64. Nietzsche, Levinas and me
Both Nietzsche and Levinas wage opposition, as I do in this blog, to a number of fundamental intuitions in Western philosophy, going back to Descartes, concerning being, rationality, knowledge, the self and the relation between self and other. The self is seen as autonomous, self sufficient, and disconnected from its environment. The world, including the self, is supposed to be ‘present’ to consciousness. Knowledge is seen as ‘seeing’, ‘grasping’, ‘comprehension’. Knowledge is reduction of experience into universal categories of thought. The pretension of the self is that thus it can contain everything from its environment, including itself. This idea has the pernicious ethical consequence that one also looks in this way to fellow human beings as something that one can absorb and ‘make one’s own’.

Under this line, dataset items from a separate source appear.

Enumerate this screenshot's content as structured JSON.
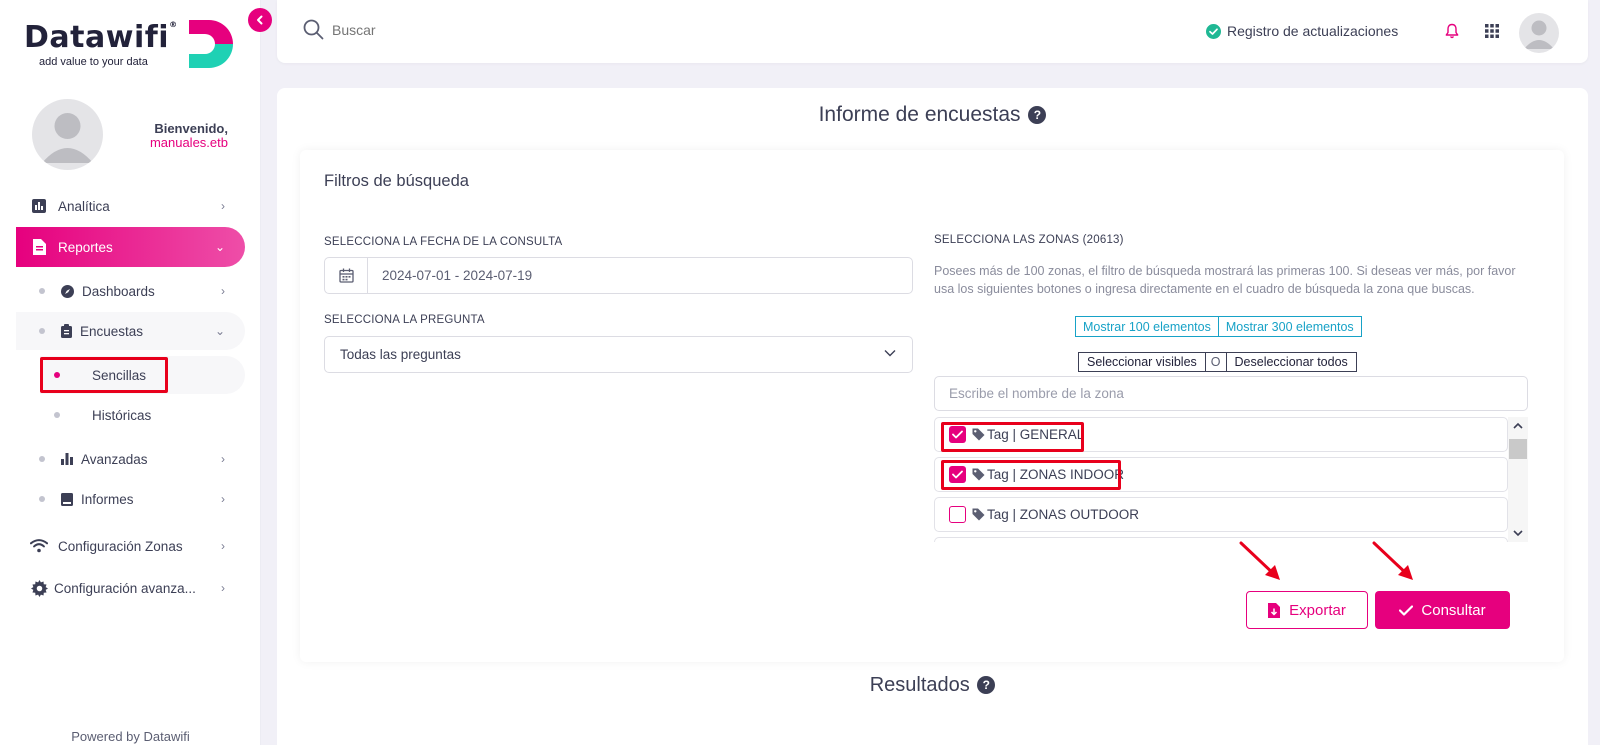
{
  "brand": {
    "name": "Datawifi",
    "tagline": "add value to your data",
    "colors": {
      "primary": "#e6007e",
      "teal": "#1fd1b4",
      "text": "#3c3f55"
    }
  },
  "user": {
    "welcome": "Bienvenido,",
    "username": "manuales.etb"
  },
  "sidebar": {
    "items": [
      {
        "label": "Analítica",
        "icon": "bar-chart-icon"
      },
      {
        "label": "Reportes",
        "icon": "document-icon"
      },
      {
        "label": "Dashboards",
        "icon": "compass-icon"
      },
      {
        "label": "Encuestas",
        "icon": "clipboard-icon"
      },
      {
        "label": "Sencillas"
      },
      {
        "label": "Históricas"
      },
      {
        "label": "Avanzadas",
        "icon": "bar-chart-icon"
      },
      {
        "label": "Informes",
        "icon": "book-icon"
      },
      {
        "label": "Configuración Zonas",
        "icon": "wifi-icon"
      },
      {
        "label": "Configuración avanza...",
        "icon": "gear-icon"
      }
    ],
    "powered": "Powered by Datawifi"
  },
  "header": {
    "search_placeholder": "Buscar",
    "updates_label": "Registro de actualizaciones"
  },
  "main": {
    "title": "Informe de encuestas",
    "filters": {
      "title": "Filtros de búsqueda",
      "date_label": "SELECCIONA LA FECHA DE LA CONSULTA",
      "date_value": "2024-07-01 - 2024-07-19",
      "question_label": "SELECCIONA LA PREGUNTA",
      "question_value": "Todas las preguntas",
      "zones_label": "SELECCIONA LAS ZONAS (20613)",
      "zones_help": "Posees más de 100 zonas, el filtro de búsqueda mostrará las primeras 100. Si deseas ver más, por favor usa los siguientes botones o ingresa directamente en el cuadro de búsqueda la zona que buscas.",
      "show_100": "Mostrar 100 elementos",
      "show_300": "Mostrar 300 elementos",
      "select_visible": "Seleccionar visibles",
      "or": "O",
      "deselect_all": "Deseleccionar todos",
      "zone_search_placeholder": "Escribe el nombre de la zona",
      "zones": [
        {
          "label": "Tag | GENERAL",
          "checked": true
        },
        {
          "label": "Tag | ZONAS INDOOR",
          "checked": true
        },
        {
          "label": "Tag | ZONAS OUTDOOR",
          "checked": false
        }
      ],
      "export_label": "Exportar",
      "submit_label": "Consultar"
    },
    "results_title": "Resultados"
  }
}
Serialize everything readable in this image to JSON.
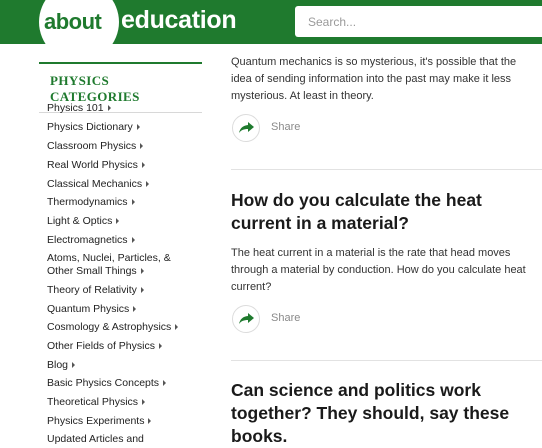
{
  "header": {
    "logo_about": "about",
    "logo_section": "education",
    "search_placeholder": "Search..."
  },
  "sidebar": {
    "title": "PHYSICS CATEGORIES",
    "items": [
      {
        "label": "Physics 101"
      },
      {
        "label": "Physics Dictionary"
      },
      {
        "label": "Classroom Physics"
      },
      {
        "label": "Real World Physics"
      },
      {
        "label": "Classical Mechanics"
      },
      {
        "label": "Thermodynamics"
      },
      {
        "label": "Light & Optics"
      },
      {
        "label": "Electromagnetics"
      },
      {
        "label_line1": "Atoms, Nuclei, Particles, &",
        "label_line2": "Other Small Things"
      },
      {
        "label": "Theory of Relativity"
      },
      {
        "label": "Quantum Physics"
      },
      {
        "label": "Cosmology & Astrophysics"
      },
      {
        "label": "Other Fields of Physics"
      },
      {
        "label": "Blog"
      },
      {
        "label": "Basic Physics Concepts"
      },
      {
        "label": "Theoretical Physics"
      },
      {
        "label": "Physics Experiments"
      },
      {
        "label": "Updated Articles and"
      }
    ]
  },
  "articles": [
    {
      "description": "Quantum mechanics is so mysterious, it's possible that the idea of sending information into the past may make it less mysterious. At least in theory.",
      "share_label": "Share"
    },
    {
      "title": "How do you calculate the heat current in a material?",
      "description": "The heat current in a material is the rate that head moves through a material by conduction. How do you calculate heat current?",
      "share_label": "Share"
    },
    {
      "title": "Can science and politics work together? They should, say these books."
    }
  ],
  "colors": {
    "brand_green": "#1f7a2e",
    "share_icon": "#1f7a2e"
  }
}
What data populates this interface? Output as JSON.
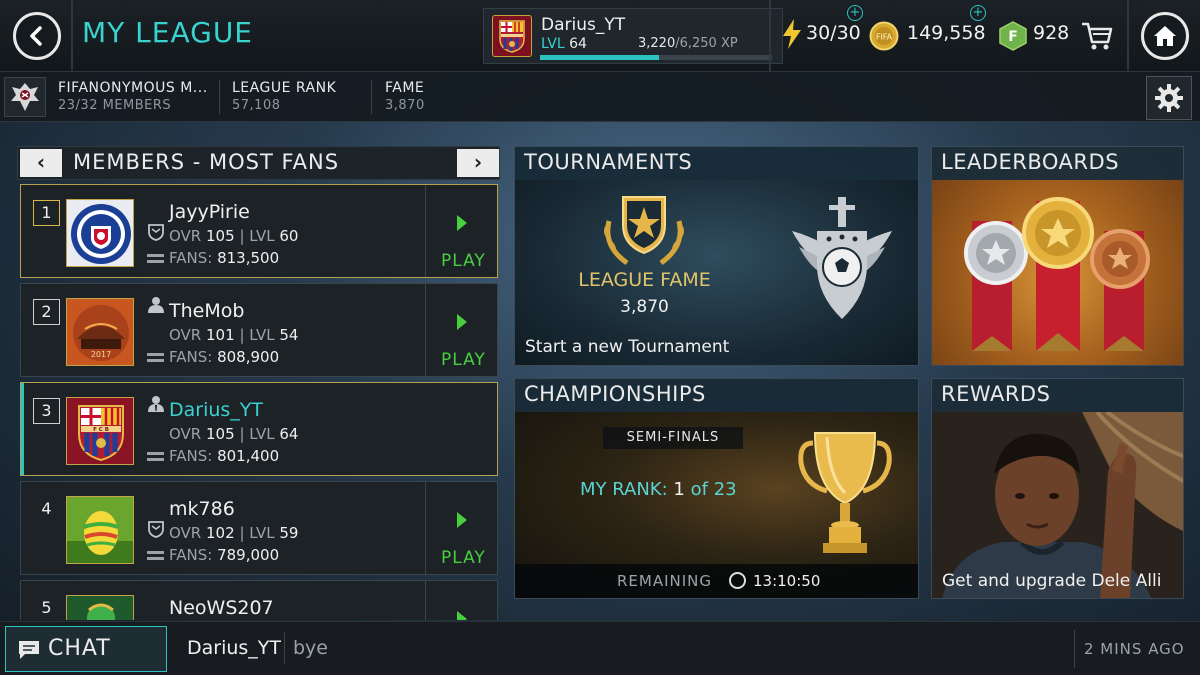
{
  "header": {
    "title": "MY LEAGUE",
    "profile": {
      "name": "Darius_YT",
      "level_label": "LVL",
      "level": "64",
      "xp_current": "3,220",
      "xp_max": "/6,250 XP",
      "xp_progress": 0.515
    },
    "energy": "30/30",
    "coins": "149,558",
    "fifa_points": "928"
  },
  "league": {
    "name": "FIFANONYMOUS M...",
    "members": "23/32 MEMBERS",
    "rank_label": "LEAGUE RANK",
    "rank_value": "57,108",
    "fame_label": "FAME",
    "fame_value": "3,870"
  },
  "members_panel": {
    "title": "MEMBERS - MOST FANS",
    "prev": "‹",
    "next": "›",
    "rows": [
      {
        "rank": "1",
        "name": "JayyPirie",
        "ovr_label": "OVR",
        "ovr": "105",
        "lvl_label": "LVL",
        "lvl": "60",
        "fans_label": "FANS:",
        "fans": "813,500",
        "action": "PLAY",
        "crest": "rangers-crest-icon"
      },
      {
        "rank": "2",
        "name": "TheMob",
        "ovr_label": "OVR",
        "ovr": "101",
        "lvl_label": "LVL",
        "lvl": "54",
        "fans_label": "FANS:",
        "fans": "808,900",
        "action": "PLAY",
        "crest": "stadium-crest-icon"
      },
      {
        "rank": "3",
        "name": "Darius_YT",
        "ovr_label": "OVR",
        "ovr": "105",
        "lvl_label": "LVL",
        "lvl": "64",
        "fans_label": "FANS:",
        "fans": "801,400",
        "action": "",
        "crest": "barcelona-crest-icon"
      },
      {
        "rank": "4",
        "name": "mk786",
        "ovr_label": "OVR",
        "ovr": "102",
        "lvl_label": "LVL",
        "lvl": "59",
        "fans_label": "FANS:",
        "fans": "789,000",
        "action": "PLAY",
        "crest": "egg-crest-icon"
      },
      {
        "rank": "5",
        "name": "NeoWS207",
        "action": "",
        "crest": "green-crest-icon"
      }
    ]
  },
  "tiles": {
    "tournaments": {
      "title": "TOURNAMENTS",
      "fame_label": "LEAGUE FAME",
      "fame_value": "3,870",
      "cta": "Start a new Tournament"
    },
    "leaderboards": {
      "title": "LEADERBOARDS"
    },
    "championships": {
      "title": "CHAMPIONSHIPS",
      "stage": "SEMI-FINALS",
      "rank_label": "MY RANK:",
      "rank": "1",
      "of": "of",
      "total": "23",
      "remaining_label": "REMAINING",
      "remaining_time": "13:10:50"
    },
    "rewards": {
      "title": "REWARDS",
      "caption": "Get and upgrade Dele Alli"
    }
  },
  "chat": {
    "label": "CHAT",
    "last_user": "Darius_YT",
    "last_message": "bye",
    "time": "2 MINS AGO"
  },
  "colors": {
    "accent": "#38d2cf",
    "play": "#47cf3e",
    "gold": "#e1c36a"
  }
}
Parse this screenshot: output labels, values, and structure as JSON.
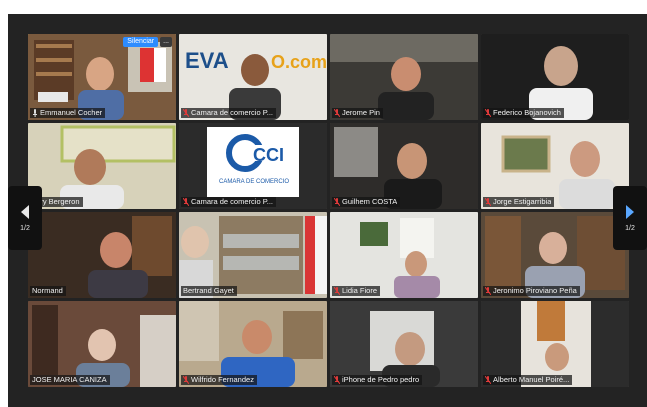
{
  "meeting": {
    "participants": [
      {
        "name": "Emmanuel Cocher",
        "muted": false,
        "active": true
      },
      {
        "name": "Camara de comercio P...",
        "muted": true,
        "active": false
      },
      {
        "name": "Jerome Pin",
        "muted": true,
        "active": false
      },
      {
        "name": "Federico Bojanovich",
        "muted": true,
        "active": false
      },
      {
        "name": "enry Bergeron",
        "muted": false,
        "active": false
      },
      {
        "name": "Camara de comercio P...",
        "muted": true,
        "active": false
      },
      {
        "name": "Guilhem COSTA",
        "muted": true,
        "active": false
      },
      {
        "name": "Jorge Estigarribia",
        "muted": true,
        "active": false
      },
      {
        "name": "Normand",
        "muted": false,
        "active": false
      },
      {
        "name": "Bertrand Gayet",
        "muted": false,
        "active": false
      },
      {
        "name": "Lidia Fiore",
        "muted": true,
        "active": false
      },
      {
        "name": "Jeronimo Piroviano Peña",
        "muted": true,
        "active": false
      },
      {
        "name": "JOSE MARIA CANIZA",
        "muted": false,
        "active": false
      },
      {
        "name": "Wilfrido Fernandez",
        "muted": true,
        "active": false
      },
      {
        "name": "iPhone de Pedro pedro",
        "muted": true,
        "active": false
      },
      {
        "name": "Alberto Manuel Poiré...",
        "muted": true,
        "active": false
      }
    ],
    "active_tile_controls": {
      "silence_label": "Silenciar",
      "more_label": "..."
    },
    "pager": {
      "left_page": "1/2",
      "right_page": "1/2"
    },
    "logos": {
      "banner_text": "EVA",
      "banner_suffix": "O.com",
      "cci_text": "CCI",
      "cci_caption": "CAMARA DE COMERCIO"
    }
  },
  "colors": {
    "accent": "#2d8cff",
    "active_border": "#d8d36a",
    "muted_icon": "#e03a3a",
    "background": "#232323"
  }
}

Levinas is to some extent an existentialist philosopher in the sense that like Henri Bergson, Martin Heidegger, and Gabriel Marcel he sees human existence as a process, as a participating, acting, being involved in the world. Acting is more fundamental than thinking. Abstract knowledge in the form of the assimilation of experience into categories, universals, is preceded and trumped by a much richer form of knowledge as experience in the practical handling of things in interaction with specific people in specific situations. His bent towards specific, individual people and their circumstances, and his mistrust of abstractions, universals, and the impersonal forces of ideology, state, market and technology that they produce, which lead to alienation of the human being, are a characteristic of existentialist philosophy.